Sure, you could cheat and select a lens from one of the Leica lens on the profile lists and make due but the profile for, say, the 50mm R Summilux, includes more than just the focal length. The engineers built profiles that take into consideration things like color shifts across the frame and those are different from lens to lens. Same with distortion characteristics and vignetting. Using an included profile not specific to your actual lens might give you I.S. but it might also provide you with a host of unwanted issues as well. 

With the update to 5.0 you can now go into the menu and select a specific focal length for a "mystery" lens and the camera will use the information for the purposes of stabilization without messing up other parameters of the lens's imaging. It's really nice to have. 

The update to 5.0 also enhances the performance of other makers's L mount lenses (Think: Sigma and Panasonic) when used on the Leica SL2. I'd conjecture that we'll see greater battery life and more responsive AF performance as a result.

This and the previous major firmware update (4.0) both added to the camera's depth, performance and video chops. It's a continuous transformation of an already great product. 
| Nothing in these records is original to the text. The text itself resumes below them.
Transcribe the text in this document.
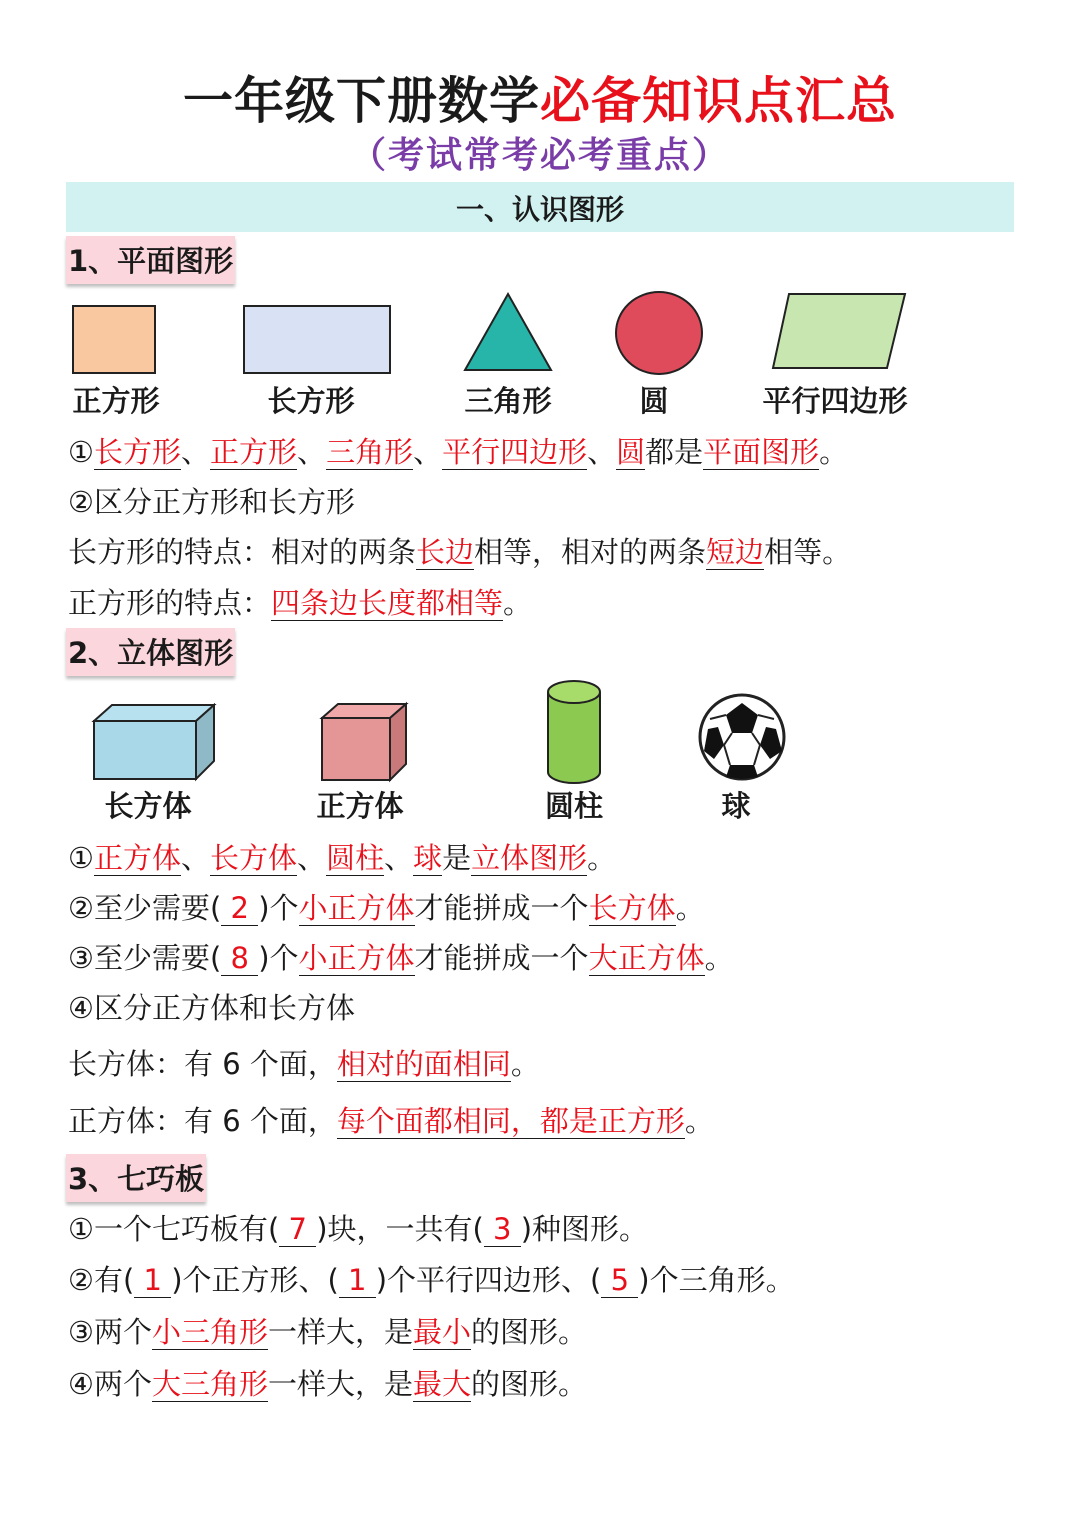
一年级下册数学必备知识点汇总
（考试常考必考重点）
一、认识图形
1、平面图形
正方形	长方形	三角形	圆	平行四边形
①长方形、正方形、三角形、平行四边形、圆都是平面图形。
②区分正方形和长方形
长方形的特点：相对的两条长边相等，相对的两条短边相等。
正方形的特点：四条边长度都相等。
2、立体图形
长方体	正方体	圆柱	球
①正方体、长方体、圆柱、球是立体图形。
②至少需要( 2 )个小正方体才能拼成一个长方体。
③至少需要( 8 )个小正方体才能拼成一个大正方体。
④区分正方体和长方体
长方体：有 6 个面，相对的面相同。
正方体：有 6 个面，每个面都相同，都是正方形。
3、七巧板
①一个七巧板有( 7 )块，一共有( 3 )种图形。
②有( 1 )个正方形、( 1 )个平行四边形、( 5 )个三角形。
③两个小三角形一样大，是最小的图形。
④两个大三角形一样大，是最大的图形。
But I have a pressing question.

Why is it that the world's "largest" digital camera review site made no mention of such an important upgrade on a current, production camera? Has DPR given up reporting on Leica products altogether or are they too busy noting what's in Chris Nichols's backpack when he goes out on a canoe ride to bother reporting major camera upgrades from a company that is both a legend in the industry and the most profitable (per unit) camera maker in the world?

I guess when Barney left we ended up depending on DPR's "B" team for timely info only to see laid bare that their real focus is on.......only contemporaneous, mainstream product launches and leaky articles about technology on which they have a very shaky grip. Caveat Emptor.